4. Keine Grate; Nach der Bearbeitung der Kupferelektrode müssen die Grate manuell entfernt werden. Bei Graphit hingegen entstehen keine Grate, was nicht nur Kosten und Arbeitsaufwand spart, sondern auch die Automatisierung der Produktion erleichtert.
5. Leichtes Polieren; Da der Schneidwiderstand von Graphit nur 1/5 desjenigen von Kupfer beträgt, lässt es sich leichter von Hand schleifen und polieren.

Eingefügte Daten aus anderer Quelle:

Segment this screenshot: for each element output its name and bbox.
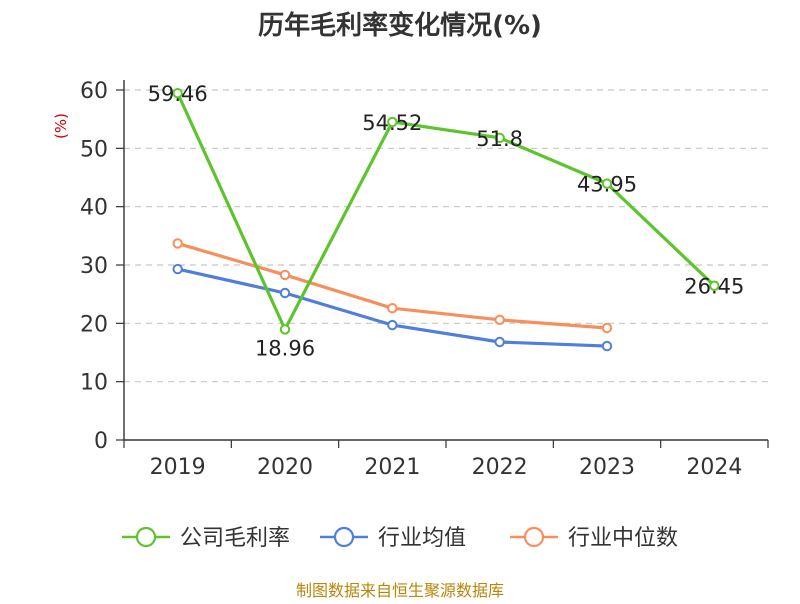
x-tick-label: 2019 [150,455,206,480]
x-tick-label: 2024 [686,455,742,480]
data-point[interactable] [387,302,398,314]
grid-lines [124,89,768,383]
series-layer [172,87,720,352]
chart-title: 历年毛利率变化情况(%) [258,10,542,41]
y-axis-label: (%) [52,113,70,139]
y-tick-label: 20 [80,312,108,337]
legend-marker [523,526,545,548]
data-point[interactable] [601,178,613,189]
legend-marker [135,526,157,548]
axes: 0 10 20 30 40 50 60 2019 2020 2021 2022 2023 2024 [80,79,769,480]
data-point[interactable] [172,238,183,249]
x-tick-label: 2021 [364,455,420,480]
data-label: 26.45 [684,275,744,299]
legend: 公司毛利率 行业均值 行业中位数 [122,526,678,551]
data-point[interactable] [172,87,183,99]
data-point[interactable] [494,336,505,348]
data-labels: 59.46 18.96 54.52 51.8 43.95 26.45 [148,82,745,360]
data-point[interactable] [279,269,291,281]
data-point[interactable] [279,287,291,299]
series-line [176,92,716,331]
data-point[interactable] [601,322,613,334]
data-label: 59.46 [148,82,208,106]
legend-item[interactable]: 行业均值 [320,526,466,551]
data-point[interactable] [279,324,291,335]
series-line [177,241,608,330]
data-point[interactable] [387,116,398,128]
legend-label: 行业中位数 [568,526,678,551]
data-point[interactable] [494,314,505,326]
data-label: 18.96 [255,336,315,360]
data-point[interactable] [387,319,398,331]
data-point[interactable] [494,132,505,144]
data-label: 54.52 [362,111,422,135]
y-tick-label: 0 [94,429,108,454]
legend-marker [333,526,355,548]
y-tick-label: 50 [80,137,108,162]
x-tick-label: 2022 [472,455,528,480]
data-source-note: 制图数据来自恒生聚源数据库 [296,581,504,600]
x-tick-label: 2020 [257,455,313,480]
data-label: 51.8 [476,127,523,151]
y-tick-label: 30 [80,254,108,279]
legend-label: 公司毛利率 [180,526,290,551]
x-tick-label: 2023 [579,455,635,480]
legend-item[interactable]: 公司毛利率 [122,526,290,551]
data-label: 43.95 [577,173,637,197]
legend-item[interactable]: 行业中位数 [510,526,678,551]
y-tick-label: 60 [80,79,108,104]
data-point[interactable] [172,263,183,275]
data-point[interactable] [709,280,720,291]
y-tick-label: 40 [80,196,108,221]
legend-label: 行业均值 [378,526,466,551]
data-point[interactable] [601,340,613,352]
y-tick-label: 10 [80,371,108,396]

VI. Niedrige Kosten; Aufgrund der in den letzten Jahren gestiegenen Kupferpreise ist Graphit in jeder Hinsicht günstiger als Kupfer. Bei gleicher Menge an universell einsetzbarem Graphit sind Graphitprodukte 30 % bis 60 % günstiger als Kupferprodukte, relativ preisstabil und unterliegen geringen kurzfristigen Preisschwankungen. Da Energieeinsparung, Umweltschutz und Prozesseffizienz in der Fertigungsindustrie immer wichtiger werden, werden Graphitelektrodenmaterialien Kupferelektroden nach und nach ersetzen und eine wichtige Rolle beim EDM-Verfahren spielen. Ebenso ist im heutigen, zunehmend wettbewerbsintensiven Werkzeugmarkt die Entwicklung hochwertiger Werkzeugprodukte mithilfe fortschrittlicher Verarbeitungstechnologien der beste Weg für Unternehmen, sich auf dem Markt und bei den Kunden durchzusetzen.